An associate's degree program in a construction discipline may provide basic training in surveying and construction applications. Bachelor's degree coursework may cover topics such as advanced estimating and construction management. They may also cover topics such as construction contracts, specifications, building codes and safety.

If you choose to earn a degree in engineering, you may be required to select an area of specialization, such as mechanical or industrial engineering. In an associate's degree engineering program, you may receive foundational training in engineering computations and graphics. Your baccalaureate curriculum may include coursework on thermodynamics and systems modeling.

Do I Need Licensure or Certification?

While you are not required to obtain licensure or certification to comply with state or federal regulations, some employers may require professional certification as a cost estimator. Various trade organizations, such as the Society of Cost Estimating and Analysis, American Society of Professional Estimators and Association for the Advancement of Cost Engineering International, offer certification. Depending on the administering organization, prerequisites for certification may include 2-8 years of work experience as a cost estimator. Certification is usually awarded upon passing an examination.

What Salary Could I Earn?

The BLS projects that employment opportunities for cost estimators will increase 9% from 2014 through 2024. According to the BLS, as of May 2015 the annual mean salary for cost estimators was $64,810.

What Are Some Related Alternative Careers?

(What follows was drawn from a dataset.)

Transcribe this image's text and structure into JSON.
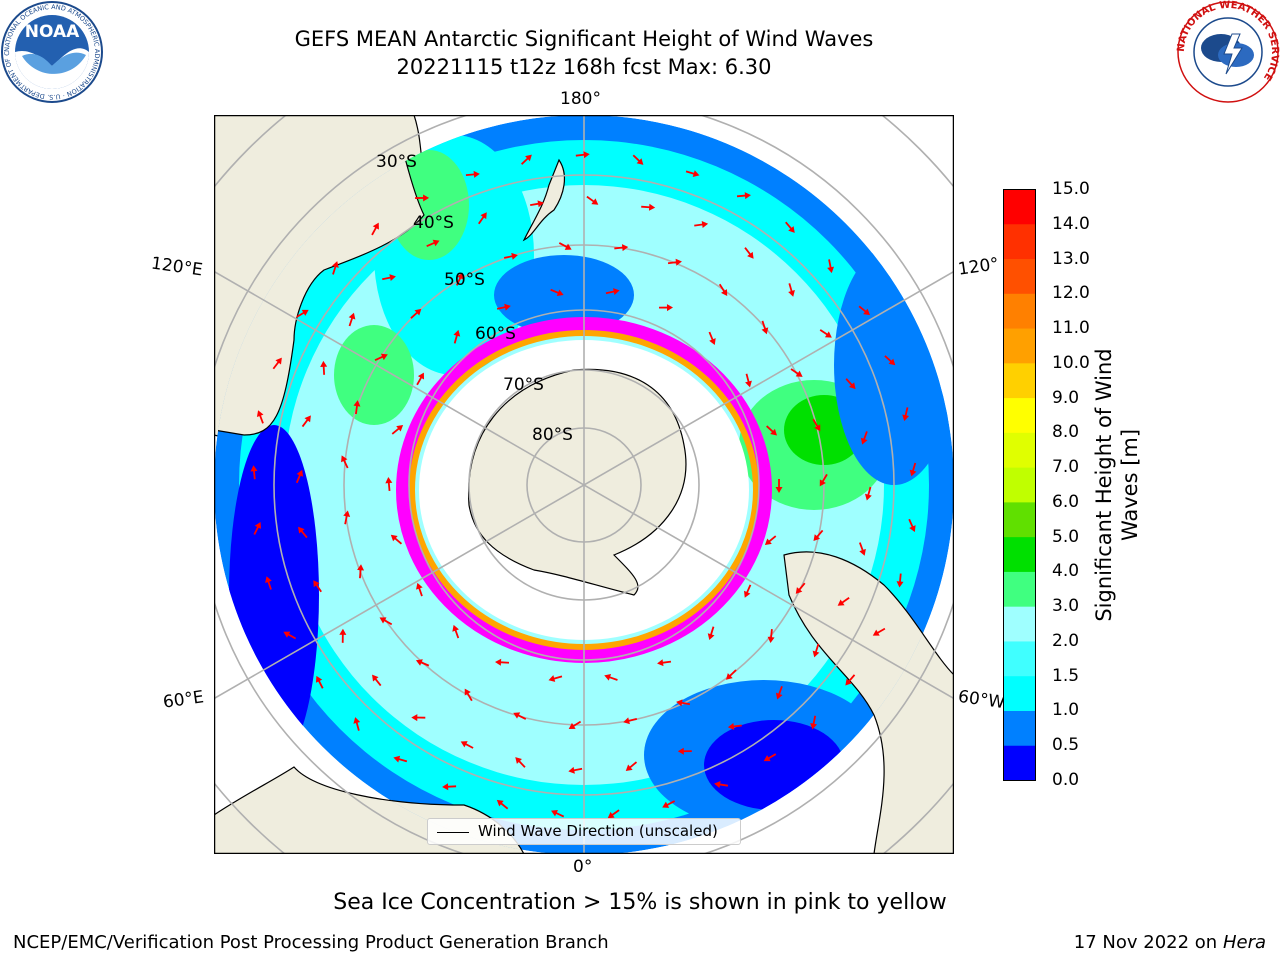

There are several career options that are similar to a cost estimator and that also require a bachelor's degree. A budget analyst works with organizations to better understand their finances. They help create budgets and manage spending. Construction managers are also similar to cost estimators in that they help with the budget aspect of construction projects. They also plan out and supervise the projects. Financial managers take care of the finances in organizations by creating reports and help the organization meet their long-term goals.